While the equity kids play near the hot stove, don't lose site of the big picture from a macro standpoint.  September 2008 was the start of a painful period for many.  Fortunes were lost in the blink of an eye.  Sunday nights unfortunately involved some CNBC special on learning about CDS, FX lines, Fed Liquidity Programs, etc.  Many vowed they would never use leverage again, they would not get caught in such a frothy market.  They would sell at the first sign of trouble.

This was in the backdrop of the Fed saying that subprime was contained, Kudlow talking about Goldilocks, fund managers saying now was the time to buy.  Now fast forward about 30 months and we find that margin debt is back to pre LEH levels.  Obama in his state of the union says all is well because the stock market is up.  There will be no second leg in housing.  The bond market selling off is not a signal of problems.  I can go on.  Honestly though, I'm tired of watching the kids play, knowing sooner or later their hand is going to get burned again.

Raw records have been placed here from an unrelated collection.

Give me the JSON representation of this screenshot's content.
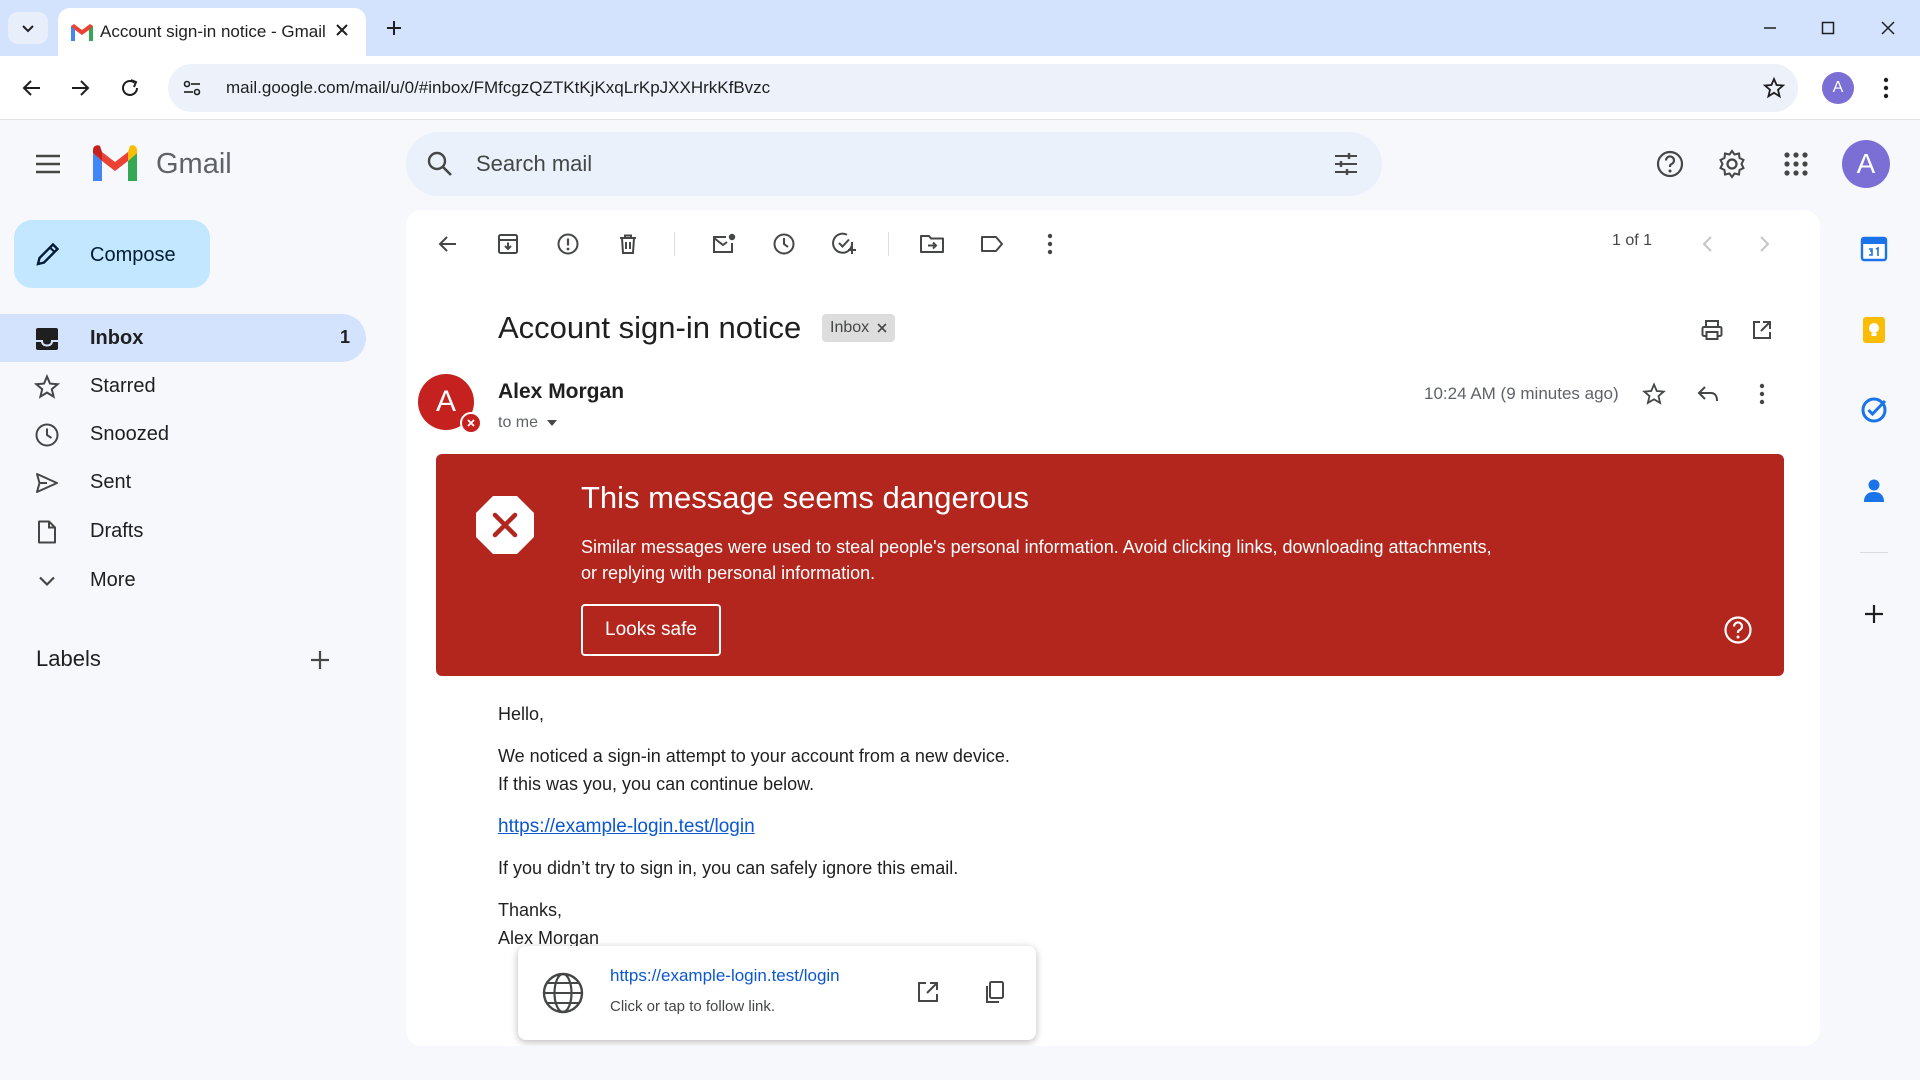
{
  "browser": {
    "tab_title": "Account sign-in notice - Gmail",
    "url": "mail.google.com/mail/u/0/#inbox/FMfcgzQZTKtKjKxqLrKpJXXHrkKfBvzc",
    "profile_initial": "A"
  },
  "gmail": {
    "app_name": "Gmail",
    "search_placeholder": "Search mail",
    "avatar_initial": "A"
  },
  "sidebar": {
    "compose_label": "Compose",
    "items": [
      {
        "label": "Inbox",
        "count": "1",
        "icon": "inbox-icon"
      },
      {
        "label": "Starred",
        "count": "",
        "icon": "star-icon"
      },
      {
        "label": "Snoozed",
        "count": "",
        "icon": "clock-icon"
      },
      {
        "label": "Sent",
        "count": "",
        "icon": "send-icon"
      },
      {
        "label": "Drafts",
        "count": "",
        "icon": "draft-icon"
      },
      {
        "label": "More",
        "count": "",
        "icon": "chevron-down-icon"
      }
    ],
    "labels_title": "Labels"
  },
  "message_toolbar": {
    "pager_text": "1 of 1"
  },
  "message": {
    "subject": "Account sign-in notice",
    "label_chip": "Inbox",
    "sender_initial": "A",
    "sender_name": "Alex Morgan",
    "recipient": "to me",
    "time": "10:24 AM (9 minutes ago)",
    "warning": {
      "title": "This message seems dangerous",
      "text": "Similar messages were used to steal people's personal information. Avoid clicking links, downloading attachments, or replying with personal information.",
      "button_label": "Looks safe"
    },
    "body": {
      "greeting": "Hello,",
      "line1": "We noticed a sign-in attempt to your account from a new device.",
      "line2": "If this was you, you can continue below.",
      "link": "https://example-login.test/login",
      "line3": "If you didn’t try to sign in, you can safely ignore this email.",
      "signoff": "Thanks,",
      "signature": "Alex Morgan"
    },
    "link_popup": {
      "url": "https://example-login.test/login",
      "hint": "Click or tap to follow link."
    }
  },
  "colors": {
    "danger_banner": "#b3261e",
    "compose_bg": "#c2e7ff",
    "active_nav_bg": "#d3e3fd",
    "link": "#0b57d0"
  }
}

I find myself listening to less and less trader chats during the day.  There is just so much noise out there.  A majority truly believe this market will just keep going up and any correction will be minor.

The reality is a vast majority of people in this market are long, have been long, have made a lot of money or recouped a lot of losses, yet they have no appreciation of their surroundings.  For the past twenty three months now, anyone long has been right. Anyone calling into question the validity of asset prices has been wrong, or shall I say early.  The longer this rally goes on, the harder it is to stay focused on the bigger picture. I keep an open mind in my research and am not hung up on a deteriorating macro theme in 2011.  If I find data that contradicts my views, I will change my investing thesis.  Until then, I find the following macro trends to be vary scary indeed:


Sovereign debt:  It's not going away even though the media doesn't talk about it.  The reality is there is an ongoing bank run in Ireland and elections in Ireland that could easily derail the current bailout.  That would then turn the problem to German and French banks along with many other creditors.  Yields in Portugal are at the 7% threshold, Spain is at 5% and no going down.  CDS rates are rising.

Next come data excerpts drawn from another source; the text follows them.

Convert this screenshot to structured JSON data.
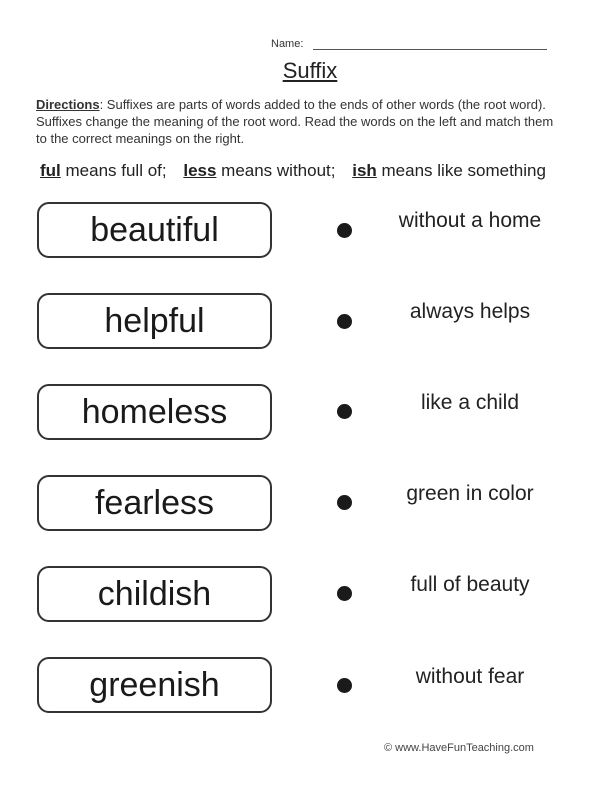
{
  "header": {
    "name_label": "Name:",
    "title": "Suffix"
  },
  "directions": {
    "label": "Directions",
    "text": ":  Suffixes are parts of words added to the ends of other words (the root word).  Suffixes change the meaning of the root word.  Read the words on the left and match them to the correct meanings on the right."
  },
  "suffix_key": [
    {
      "suffix": "ful",
      "meaning": " means full of;"
    },
    {
      "suffix": "less",
      "meaning": " means without;"
    },
    {
      "suffix": "ish",
      "meaning": " means like something"
    }
  ],
  "words": [
    "beautiful",
    "helpful",
    "homeless",
    "fearless",
    "childish",
    "greenish"
  ],
  "meanings": [
    "without a home",
    "always helps",
    "like a child",
    "green in color",
    "full of beauty",
    "without fear"
  ],
  "footer": "© www.HaveFunTeaching.com"
}
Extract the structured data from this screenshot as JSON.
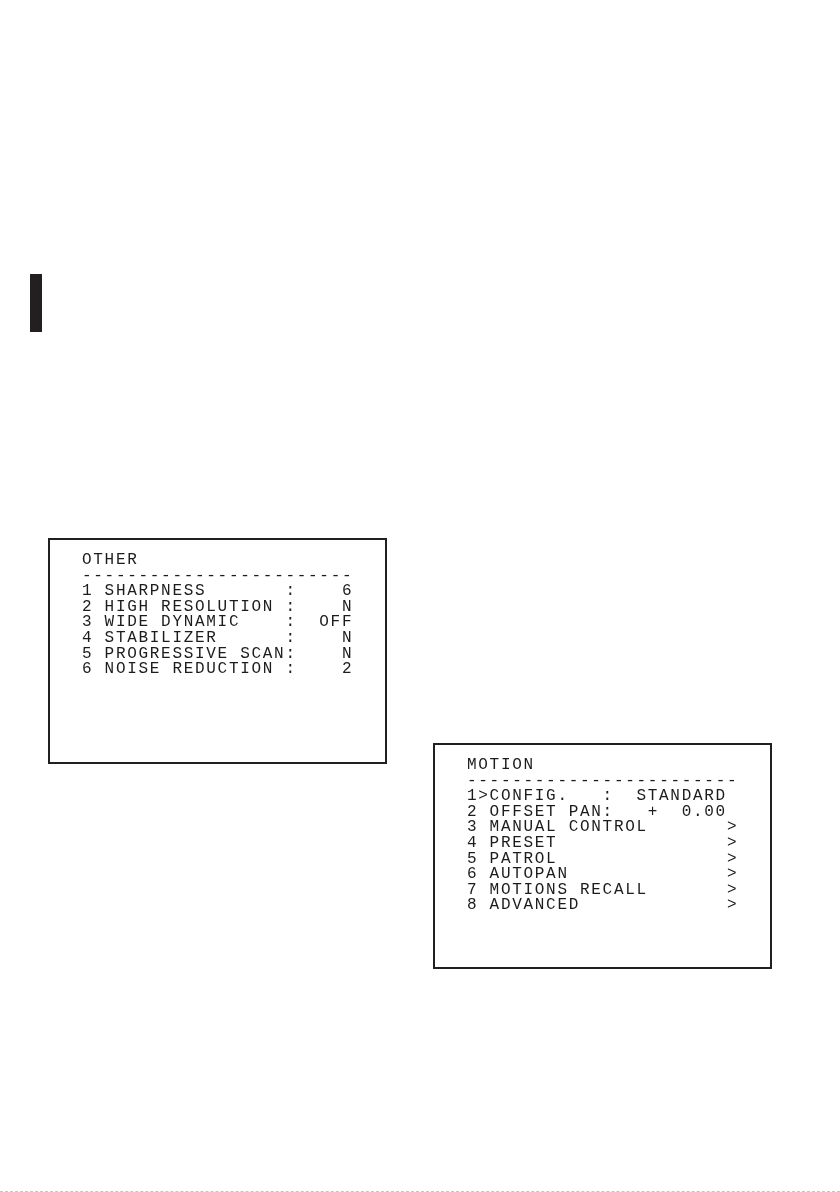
{
  "menus": [
    {
      "title": "OTHER",
      "separator": "------------------------",
      "rows": [
        {
          "kind": "setting",
          "number": "1",
          "label": "SHARPNESS",
          "colon": ":",
          "value": "6"
        },
        {
          "kind": "setting",
          "number": "2",
          "label": "HIGH RESOLUTION",
          "colon": ":",
          "value": "N"
        },
        {
          "kind": "setting",
          "number": "3",
          "label": "WIDE DYNAMIC",
          "colon": ":",
          "value": "OFF"
        },
        {
          "kind": "setting",
          "number": "4",
          "label": "STABILIZER",
          "colon": ":",
          "value": "N"
        },
        {
          "kind": "setting",
          "number": "5",
          "label": "PROGRESSIVE SCAN",
          "colon": ":",
          "value": "N"
        },
        {
          "kind": "setting",
          "number": "6",
          "label": "NOISE REDUCTION",
          "colon": ":",
          "value": "2"
        }
      ]
    },
    {
      "title": "MOTION",
      "separator": "------------------------",
      "cursor": ">",
      "rows": [
        {
          "kind": "setting",
          "number": "1",
          "selected": true,
          "label": "CONFIG.",
          "colon": ":",
          "value": "STANDARD"
        },
        {
          "kind": "setting",
          "number": "2",
          "selected": false,
          "label": "OFFSET PAN",
          "colon": ":",
          "value": "+  0.00"
        },
        {
          "kind": "submenu",
          "number": "3",
          "selected": false,
          "label": "MANUAL CONTROL",
          "arrow": ">"
        },
        {
          "kind": "submenu",
          "number": "4",
          "selected": false,
          "label": "PRESET",
          "arrow": ">"
        },
        {
          "kind": "submenu",
          "number": "5",
          "selected": false,
          "label": "PATROL",
          "arrow": ">"
        },
        {
          "kind": "submenu",
          "number": "6",
          "selected": false,
          "label": "AUTOPAN",
          "arrow": ">"
        },
        {
          "kind": "submenu",
          "number": "7",
          "selected": false,
          "label": "MOTIONS RECALL",
          "arrow": ">"
        },
        {
          "kind": "submenu",
          "number": "8",
          "selected": false,
          "label": "ADVANCED",
          "arrow": ">"
        }
      ]
    }
  ]
}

Global Unrest:  Egypt may or may not achieve their goal of unseating Mubarak but to think it ends in Egypt I think is a grave misunderstanding.  People have been oppressed for years and now they are being starved through higher food prices.  Yemen is beginning to protest, Saudi Arabia even had a small protest.  I am convinced yet another unintended consequence of QE was a foreign policy nightmare for the US.

Residential and Commercial RE:  Anyone thinking assets prices have bottomed is kidding themselves.  The second leg down has started and more than likely will overcorrect just like equity markets overcorrect, because human emotions are involved.

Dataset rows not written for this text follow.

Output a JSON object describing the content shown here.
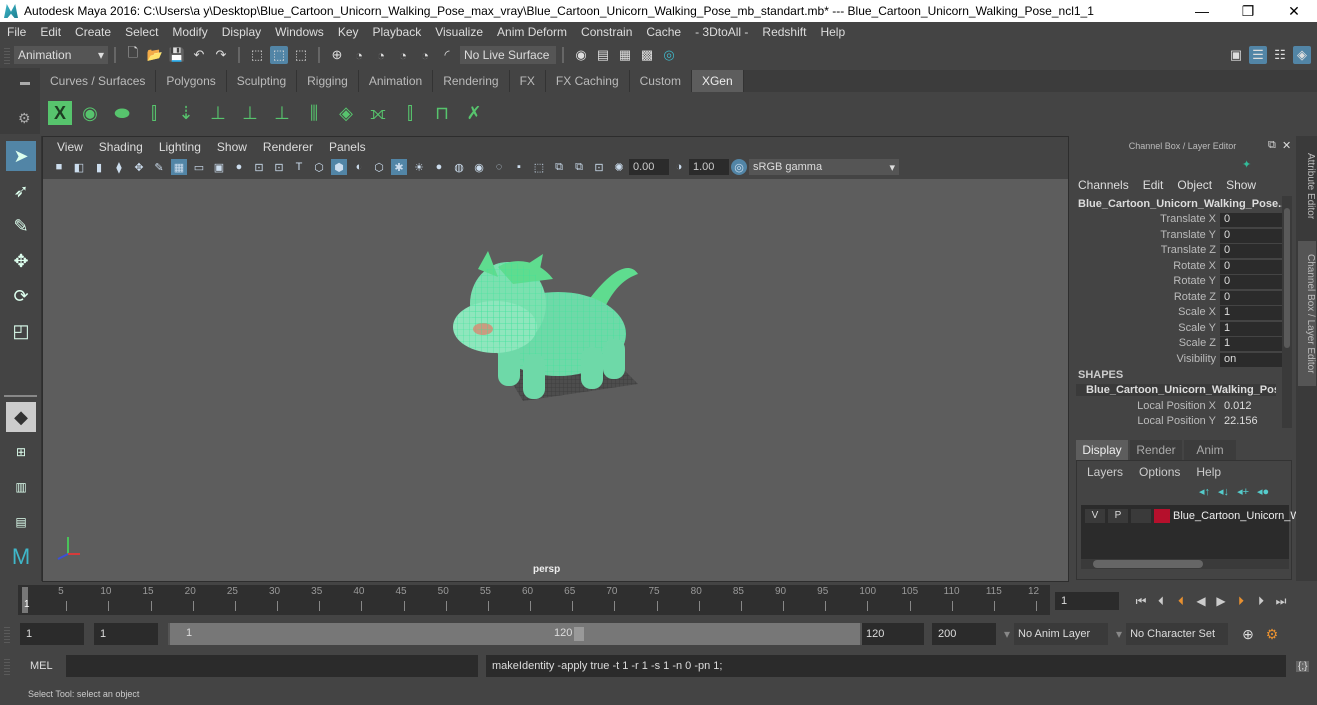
{
  "titlebar": {
    "title": "Autodesk Maya 2016: C:\\Users\\a y\\Desktop\\Blue_Cartoon_Unicorn_Walking_Pose_max_vray\\Blue_Cartoon_Unicorn_Walking_Pose_mb_standart.mb*  ---  Blue_Cartoon_Unicorn_Walking_Pose_ncl1_1",
    "minimize": "—",
    "maximize": "❐",
    "close": "✕"
  },
  "menubar": [
    "File",
    "Edit",
    "Create",
    "Select",
    "Modify",
    "Display",
    "Windows",
    "Key",
    "Playback",
    "Visualize",
    "Anim Deform",
    "Constrain",
    "Cache",
    "- 3DtoAll -",
    "Redshift",
    "Help"
  ],
  "statusline": {
    "menuset": "Animation",
    "live_surface": "No Live Surface"
  },
  "shelf": {
    "tabs": [
      "Curves / Surfaces",
      "Polygons",
      "Sculpting",
      "Rigging",
      "Animation",
      "Rendering",
      "FX",
      "FX Caching",
      "Custom",
      "XGen"
    ],
    "selected_tab": "XGen",
    "icons": [
      "xgen-description-editor-icon",
      "xgen-preview-icon",
      "xgen-clear-preview-icon",
      "xgen-add-guides-icon",
      "xgen-place-guides-icon",
      "xgen-add-guide-icon",
      "xgen-sculpt-guide-icon",
      "xgen-lock-guide-icon",
      "xgen-guide-length-icon",
      "xgen-patch-icon",
      "xgen-bend-guide-icon",
      "xgen-select-guide-icon",
      "xgen-guide-region-icon",
      "xgen-delete-guide-icon"
    ]
  },
  "viewport": {
    "menus": [
      "View",
      "Shading",
      "Lighting",
      "Show",
      "Renderer",
      "Panels"
    ],
    "exposure": "0.00",
    "gamma": "1.00",
    "color_space": "sRGB gamma",
    "camera_label": "persp"
  },
  "channel_box": {
    "title": "Channel Box / Layer Editor",
    "menus": [
      "Channels",
      "Edit",
      "Object",
      "Show"
    ],
    "object_name": "Blue_Cartoon_Unicorn_Walking_Pose...",
    "channels": [
      {
        "label": "Translate X",
        "value": "0"
      },
      {
        "label": "Translate Y",
        "value": "0"
      },
      {
        "label": "Translate Z",
        "value": "0"
      },
      {
        "label": "Rotate X",
        "value": "0"
      },
      {
        "label": "Rotate Y",
        "value": "0"
      },
      {
        "label": "Rotate Z",
        "value": "0"
      },
      {
        "label": "Scale X",
        "value": "1"
      },
      {
        "label": "Scale Y",
        "value": "1"
      },
      {
        "label": "Scale Z",
        "value": "1"
      },
      {
        "label": "Visibility",
        "value": "on"
      }
    ],
    "shapes_heading": "SHAPES",
    "shape_name": "Blue_Cartoon_Unicorn_Walking_Pos...",
    "shape_channels": [
      {
        "label": "Local Position X",
        "value": "0.012"
      },
      {
        "label": "Local Position Y",
        "value": "22.156"
      }
    ]
  },
  "layer_editor": {
    "tabs": [
      "Display",
      "Render",
      "Anim"
    ],
    "selected_tab": "Display",
    "menus": [
      "Layers",
      "Options",
      "Help"
    ],
    "layer": {
      "v": "V",
      "p": "P",
      "name": "Blue_Cartoon_Unicorn_W",
      "color": "#b5102c"
    }
  },
  "side_tabs": [
    "Attribute Editor",
    "Channel Box / Layer Editor"
  ],
  "timeslider": {
    "ticks": [
      5,
      10,
      15,
      20,
      25,
      30,
      35,
      40,
      45,
      50,
      55,
      60,
      65,
      70,
      75,
      80,
      85,
      90,
      95,
      100,
      105,
      110,
      115,
      "12"
    ],
    "current_frame_marker": "1",
    "current_frame": "1"
  },
  "range": {
    "start": "1",
    "playback_start": "1",
    "slider_start": "1",
    "slider_end": "120",
    "playback_end": "120",
    "end": "200",
    "anim_layer": "No Anim Layer",
    "character_set": "No Character Set"
  },
  "command_line": {
    "label": "MEL",
    "input": "",
    "result": "makeIdentity -apply true -t 1 -r 1 -s 1 -n 0 -pn 1;"
  },
  "help_line": "Select Tool: select an object"
}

Jobs:  The data is plain horrid.  People are suffering.  People are trying to provide for a family on part-time income.  People have blown through their savings.  20% of income is in the form of transfer payments from the government.  There is no health here.  Sunny weather in January won't bring back the 160,000 jobs alone each month needed just to match population growth.

Corporate Margins:  They are simply being squeezed by higher input costs.  Any costs that can be passed along will simply cause the consumer to be squeezed.  The economy is slowly being choked to death again in the face of zero real demand by consumers beyond the necessities of life.


I remain largely in cash with a few small hedge credit call spreads on financials.  It is my decision to miss out on any upside and I am fine with that.